In the last fifty years, feminist movements have not only brought women to the forefront in education and employment but have also altered the way women look at their sexuality. The relatively liberal views have thrown up new challenges that need to be handled with a sense of responsibility. As we shed our 'puritan' views, the teenagers are forced to handle complex relationships of the adult world, often on their own.

Moreover, as the grip of religion and association of morality with sex loosens, the young must draw their own lines of permissibility. A lack of knowledge about sex and contraception may lead to painful experiences that youngsters may find impossible to handle. While familial support helps teenagers to handle the new found, almost compulsive, attraction to the opposite sex, objective awarness can help build confidence to make the right decisions that ensure a healthy life. Knowing all about contraception is an exercise in this framework, It must be appreciated that clear and candid discussions alone would lessen the confusion that exists about contraception.

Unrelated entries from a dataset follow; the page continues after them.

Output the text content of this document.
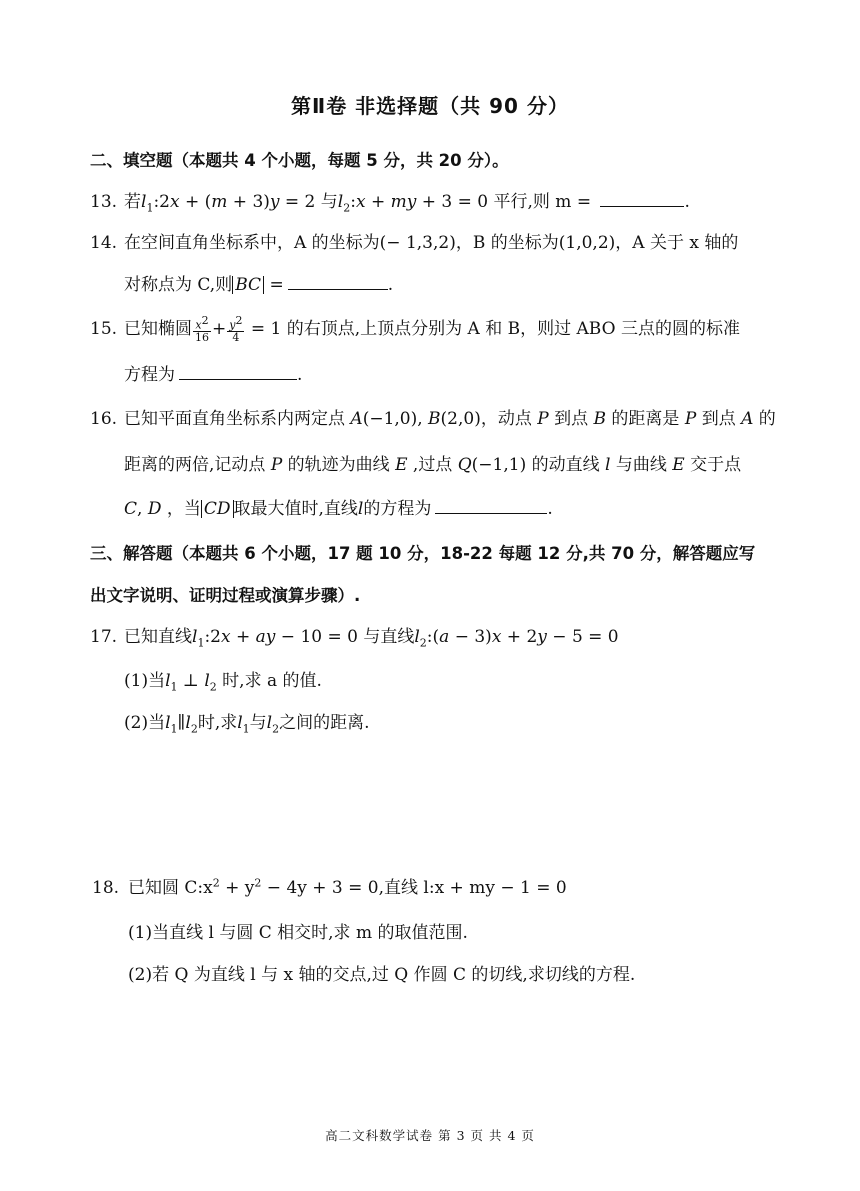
第Ⅱ卷 非选择题（共 90 分）
二、填空题（本题共 4 个小题，每题 5 分，共 20 分）。
13. 若$l_1:2x + (m + 3)y = 2$ 与$l_2:x$ + my + 3 = 0 平行,则 m =	.
14. 在空间直角坐标系中，A 的坐标为(− 1,3,2)，B 的坐标为(1,0,2)，A 关于 x 轴的
对称点为 C,则 BC =	.
15. 已知椭圆 $\frac{x^2}{16} + \frac{y^2}{4} = 1$ 的右顶点,上顶点分别为 A 和 B，则过 ABO 三点的圆的标准
方程为	.
16. 已知平面直角坐标系内两定点 A(−1,0), B(2,0)，动点 P 到点 B 的距离是 P 到点 A 的
距离的两倍,记动点 P 的轨迹为曲线 E ,过点 Q(−1,1) 的动直线 l 与曲线 E 交于点
C, D ，当 CD 取最大值时,直线l的方程为	.
三、解答题（本题共 6 个小题，17 题 10 分，18-22 每题 12 分,共 70 分，解答题应写
出文字说明、证明过程或演算步骤）.
17. 已知直线$l_1:2x$ + ay − 10 = 0 与直线$l_2:(a - 3)x + 2y - 5 = 0$
(1)当$l_1$ ⊥ $l_2$ 时,求 a 的值.
(2)当$l_1\parallel l_2$时,求$l_1$与$l_2$之间的距离.
18. 已知圆 $C:x^2 + y^2 - 4y + 3 = 0$,直线 l:x + my − 1 = 0
(1)当直线 l 与圆 C 相交时,求 m 的取值范围.
(2)若 Q 为直线 l 与 x 轴的交点,过 Q 作圆 C 的切线,求切线的方程.
高二文科数学试卷 第 3 页 共 4 页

Interestingly, misconceptions about contraception have existed for a long time. An illegal abortion was a major method of family planning and is still confused with contraception. In the earlier part of the 20th century as advances in medical practices that controlled mortality were established, the need for birth control measures became evident. In the latter part of this century, family planning services became an important part of medical practice. Different societies have taken their own time to accept morally and politically the need for contraception and implement it in real terms.

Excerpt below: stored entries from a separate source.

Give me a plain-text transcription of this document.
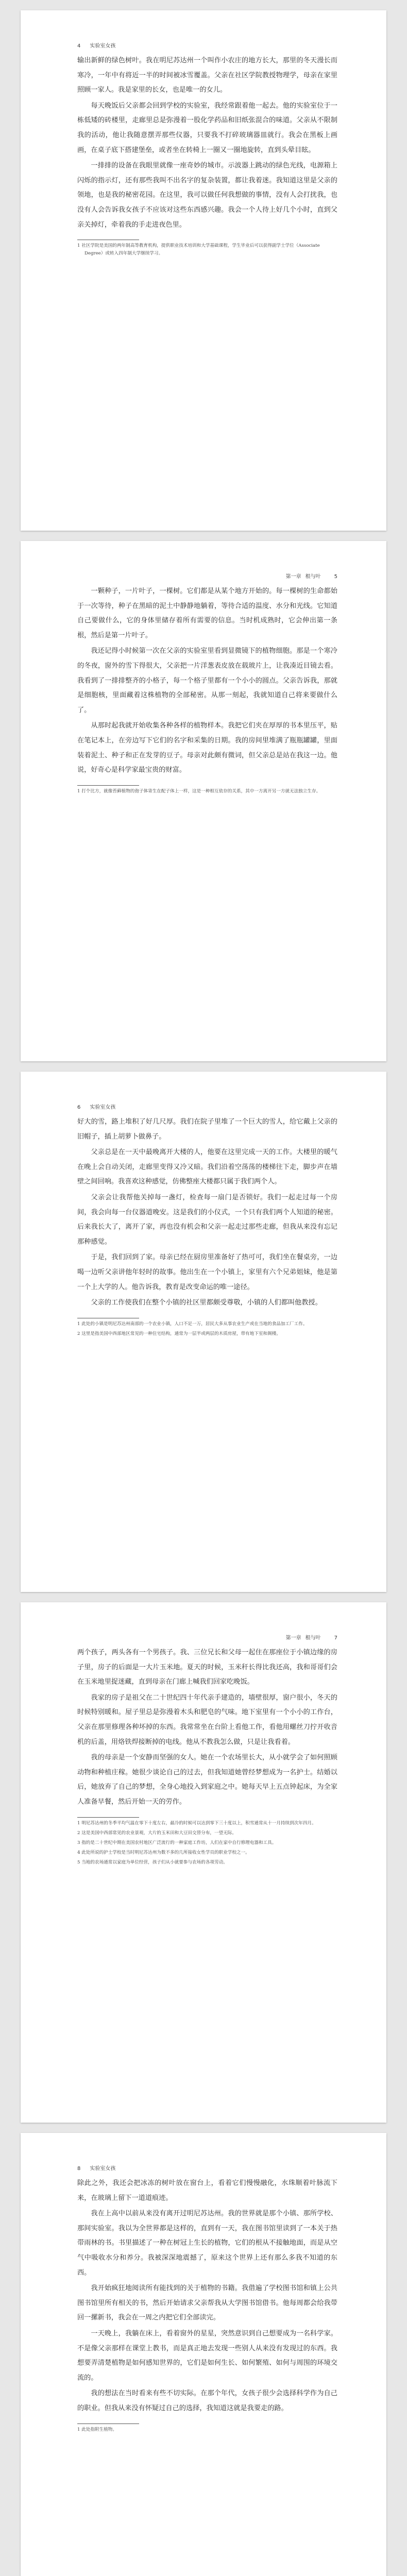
4 实验室女孩

输出新鲜的绿色树叶。我在明尼苏达州一个叫作小农庄的地方长大，那里的冬天漫长而寒冷，一年中有将近一半的时间被冰雪覆盖。父亲在社区学院教授物理学，母亲在家里照顾一家人。我是家里的长女，也是唯一的女儿。

每天晚饭后父亲都会回到学校的实验室，我经常跟着他一起去。他的实验室位于一栋低矮的砖楼里，走廊里总是弥漫着一股化学药品和旧纸张混合的味道。父亲从不限制我的活动，他让我随意摆弄那些仪器，只要我不打碎玻璃器皿就行。我会在黑板上画画，在桌子底下搭建堡垒，或者坐在转椅上一圈又一圈地旋转，直到头晕目眩。

一排排的设备在我眼里就像一座奇妙的城市。示波器上跳动的绿色光线，电源箱上闪烁的指示灯，还有那些我叫不出名字的复杂装置，都让我着迷。我知道这里是父亲的领地，也是我的秘密花园。在这里，我可以做任何我想做的事情，没有人会打扰我，也没有人会告诉我女孩子不应该对这些东西感兴趣。我会一个人待上好几个小时，直到父亲关掉灯，牵着我的手走进夜色里。

1 社区学院是美国的两年制高等教育机构，提供职业技术培训和大学基础课程，学生毕业后可以获得副学士学位（Associate Degree）或转入四年制大学继续学习。

第一章 根与叶	5

一颗种子，一片叶子，一棵树。它们都是从某个地方开始的。每一棵树的生命都始于一次等待，种子在黑暗的泥土中静静地躺着，等待合适的温度、水分和光线。它知道自己要做什么，它的身体里储存着所有需要的信息。当时机成熟时，它会伸出第一条根，然后是第一片叶子。

我还记得小时候第一次在父亲的实验室里看到显微镜下的植物细胞。那是一个寒冷的冬夜，窗外的雪下得很大，父亲把一片洋葱表皮放在载玻片上，让我凑近目镜去看。我看到了一排排整齐的小格子，每一个格子里都有一个小小的圆点。父亲告诉我，那就是细胞核，里面藏着这株植物的全部秘密。从那一刻起，我就知道自己将来要做什么了。

从那时起我就开始收集各种各样的植物样本。我把它们夹在厚厚的书本里压平，贴在笔记本上，在旁边写下它们的名字和采集的日期。我的房间里堆满了瓶瓶罐罐，里面装着泥土、种子和正在发芽的豆子。母亲对此颇有微词，但父亲总是站在我这一边。他说，好奇心是科学家最宝贵的财富。

1 打个比方，就像苔藓植物的孢子体寄生在配子体上一样，这是一种相互依存的关系，其中一方离开另一方就无法独立生存。

6 实验室女孩

好大的雪，路上堆积了好几尺厚。我们在院子里堆了一个巨大的雪人，给它戴上父亲的旧帽子，插上胡萝卜做鼻子。

父亲总是在一天中最晚离开大楼的人，他要在这里完成一天的工作。大楼里的暖气在晚上会自动关闭，走廊里变得又冷又暗。我们沿着空荡荡的楼梯往下走，脚步声在墙壁之间回响。我喜欢这种感觉，仿佛整座大楼都只属于我们两个人。

父亲会让我帮他关掉每一盏灯，检查每一扇门是否锁好。我们一起走过每一个房间，我会向每一台仪器道晚安。这是我们的小仪式，一个只有我们两个人知道的秘密。后来我长大了，离开了家，再也没有机会和父亲一起走过那些走廊，但我从来没有忘记那种感觉。

于是，我们回到了家。母亲已经在厨房里准备好了热可可，我们坐在餐桌旁，一边喝一边听父亲讲他年轻时的故事。他出生在一个小镇上，家里有六个兄弟姐妹，他是第一个上大学的人。他告诉我，教育是改变命运的唯一途径。

父亲的工作使我们在整个小镇的社区里都颇受尊敬，小镇的人们都叫他教授。

1 此处的小镇是明尼苏达州南部的一个农业小镇，人口不足一万，居民大多从事农业生产或在当地的食品加工厂工作。

2 这里是指美国中西部地区常见的一种住宅结构，通常为一层半或两层的木质房屋，带有地下室和阁楼。

第一章 根与叶	7

两个孩子，两头各有一个男孩子。我、三位兄长和父母一起住在那座位于小镇边缘的房子里，房子的后面是一大片玉米地。夏天的时候，玉米秆长得比我还高，我和哥哥们会在玉米地里捉迷藏，直到母亲在门廊上喊我们回家吃晚饭。

我家的房子是祖父在二十世纪四十年代亲手建造的，墙壁很厚，窗户很小，冬天的时候特别暖和。屋子里总是弥漫着木头和肥皂的气味。地下室里有一个小小的工作台，父亲在那里修理各种坏掉的东西。我常常坐在台阶上看他工作，看他用螺丝刀拧开收音机的后盖，用烙铁焊接断掉的电线。他从不教我怎么做，只是让我看着。

我的母亲是一个安静而坚强的女人。她在一个农场里长大，从小就学会了如何照顾动物和种植庄稼。她很少谈论自己的过去，但我知道她曾经梦想成为一名护士。结婚以后，她放弃了自己的梦想，全身心地投入到家庭之中。她每天早上五点钟起床，为全家人准备早餐，然后开始一天的劳作。

1 明尼苏达州的冬季平均气温在零下十度左右，最冷的时候可以达到零下三十度以上，积雪通常从十一月持续到次年四月。

2 这是美国中西部常见的农业景观，大片的玉米田和大豆田交替分布，一望无际。

3 指的是二十世纪中期在美国农村地区广泛流行的一种家庭工作坊，人们在家中自行修理电器和工具。

4 此处所说的护士学校是当时明尼苏达州为数不多的几所接收女性学员的职业学校之一。

5 当地的农场通常以家庭为单位经营，孩子们从小就要参与农场的各项劳动。

8 实验室女孩

除此之外，我还会把冰冻的树叶放在窗台上，看着它们慢慢融化，水珠顺着叶脉流下来，在玻璃上留下一道道痕迹。

我在上高中以前从来没有离开过明尼苏达州。我的世界就是那个小镇、那所学校、那间实验室。我以为全世界都是这样的，直到有一天，我在图书馆里读到了一本关于热带雨林的书。书里描述了一种在树冠上生长的植物，它们的根从不接触地面，而是从空气中吸收水分和养分。我被深深地震撼了，原来这个世界上还有那么多我不知道的东西。

我开始疯狂地阅读所有能找到的关于植物的书籍。我借遍了学校图书馆和镇上公共图书馆里所有相关的书，然后开始请求父亲帮我从大学图书馆借书。他每周都会给我带回一摞新书，我会在一周之内把它们全部读完。

一天晚上，我躺在床上，看着窗外的星星，突然意识到自己想要成为一名科学家。不是像父亲那样在课堂上教书，而是真正地去发现一些别人从来没有发现过的东西。我想要弄清楚植物是如何感知世界的，它们是如何生长、如何繁殖、如何与周围的环境交流的。

我的想法在当时看来有些不切实际。在那个年代，女孩子很少会选择科学作为自己的职业。但我从来没有怀疑过自己的选择，我知道这就是我要走的路。

1 此处指附生植物。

Today a number of clinics in India, government supported as well as private, successfully implement family planning programmes that reach out to the people. It is only our ignorance that keeps us away from benefiting from these programmes. Decisions taken in utmost privacy are based on knowledge and easy availability of family planning facilities. And it is this bit of information that we elaborate here.

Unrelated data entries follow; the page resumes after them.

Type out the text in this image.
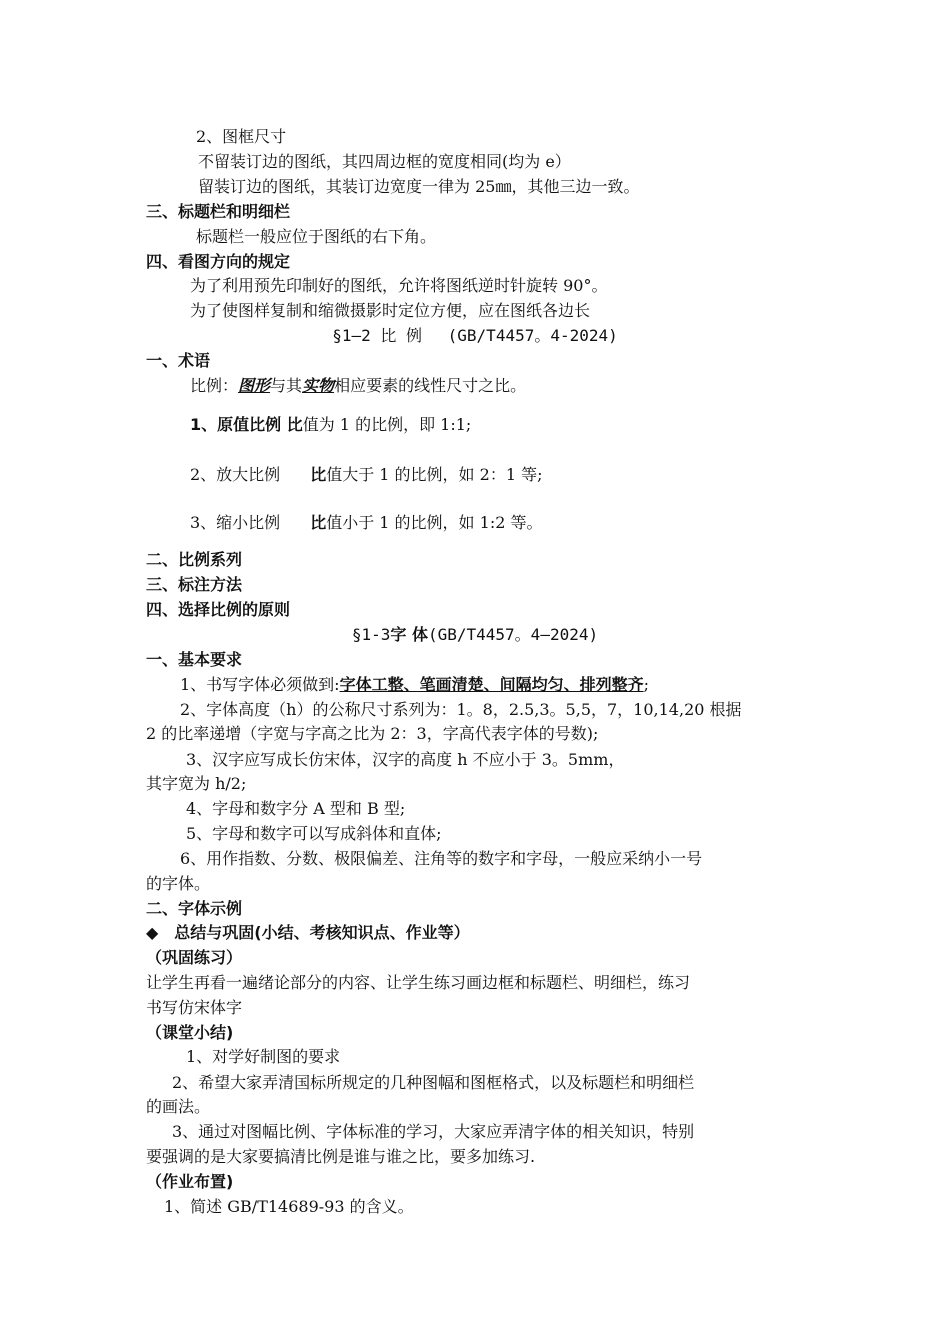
2、图框尺寸
不留装订边的图纸，其四周边框的宽度相同(均为 e）
留装订边的图纸，其装订边宽度一律为 25㎜，其他三边一致。
三、标题栏和明细栏
标题栏一般应位于图纸的右下角。
四、看图方向的规定
为了利用预先印制好的图纸，允许将图纸逆时针旋转 90°。
为了使图样复制和缩微摄影时定位方便，应在图纸各边长
§1—2 比 例　 (GB/T4457。4-2024)
一、术语
比例：图形与其实物相应要素的线性尺寸之比。
1、原值比例 比值为 1 的比例，即 1:1;
2、放大比例 比值大于 1 的比例，如 2：1 等;
3、缩小比例 比值小于 1 的比例，如 1:2 等。
二、比例系列
三、标注方法
四、选择比例的原则
§1-3字 体(GB/T4457。4—2024)
一、基本要求
1、书写字体必须做到:字体工整、笔画清楚、间隔均匀、排列整齐;
2、字体高度（h）的公称尺寸系列为：1。8，2.5,3。5,5，7，10,14,20 根据
2 的比率递增（字宽与字高之比为 2：3，字高代表字体的号数);
3、汉字应写成长仿宋体，汉字的高度 h 不应小于 3。5mm，
其字宽为 h/2;
4、字母和数字分 A 型和 B 型;
5、字母和数字可以写成斜体和直体;
6、用作指数、分数、极限偏差、注角等的数字和字母，一般应采纳小一号
的字体。
二、字体示例
◆　总结与巩固(小结、考核知识点、作业等）
（巩固练习）
让学生再看一遍绪论部分的内容、让学生练习画边框和标题栏、明细栏，练习
书写仿宋体字
（课堂小结)
1、对学好制图的要求
2、希望大家弄清国标所规定的几种图幅和图框格式，以及标题栏和明细栏
的画法。
3、通过对图幅比例、字体标准的学习，大家应弄清字体的相关知识，特别
要强调的是大家要搞清比例是谁与谁之比，要多加练习.
（作业布置)
1、简述 GB/T14689-93 的含义。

Most societies have developed a conde of conduct to limit childbirth. A legally accepted marriage after the age of eighteen in girls with a stress on illegitimacy of childbearing out of marital bonds somewhat ensures that maternity is postponed. At the rist of sounding 'puritanist', it is worthwhile emphasising that teenagers who follow this social rule strictly for delaying pregnancy (and possibly sex) ensure reproductive health. Pre-marital teenage sex that often leads to unwanted pregnancies, not only finds no social sanctions but also puts the girl's newly matured reproductive system through undue stress which may have lasting effects.

A woman conceives when intercourse takes place around the time she ovulates. For the two events to occur un unison, in an average woman with active sex life it takes about two to three months. The probability of getting pregnant is maximum if the coitus takes place two days before or after ovulation. The sperms are viable for only about forty-eight hours in the fallopian tubes. A simple way of avoiding pregnancy is to abstain from intercourse on the these days. In practice the problem arises as there are no easy indications of ovulation. There are, however, some parameters that can be monitored with some effort to help in making a guess about the day of ovulation. The mucus in the cervix at the time of ovulation is profuse, clear and watery, at other times it is cloydy, yellow or a white, sticky discharge.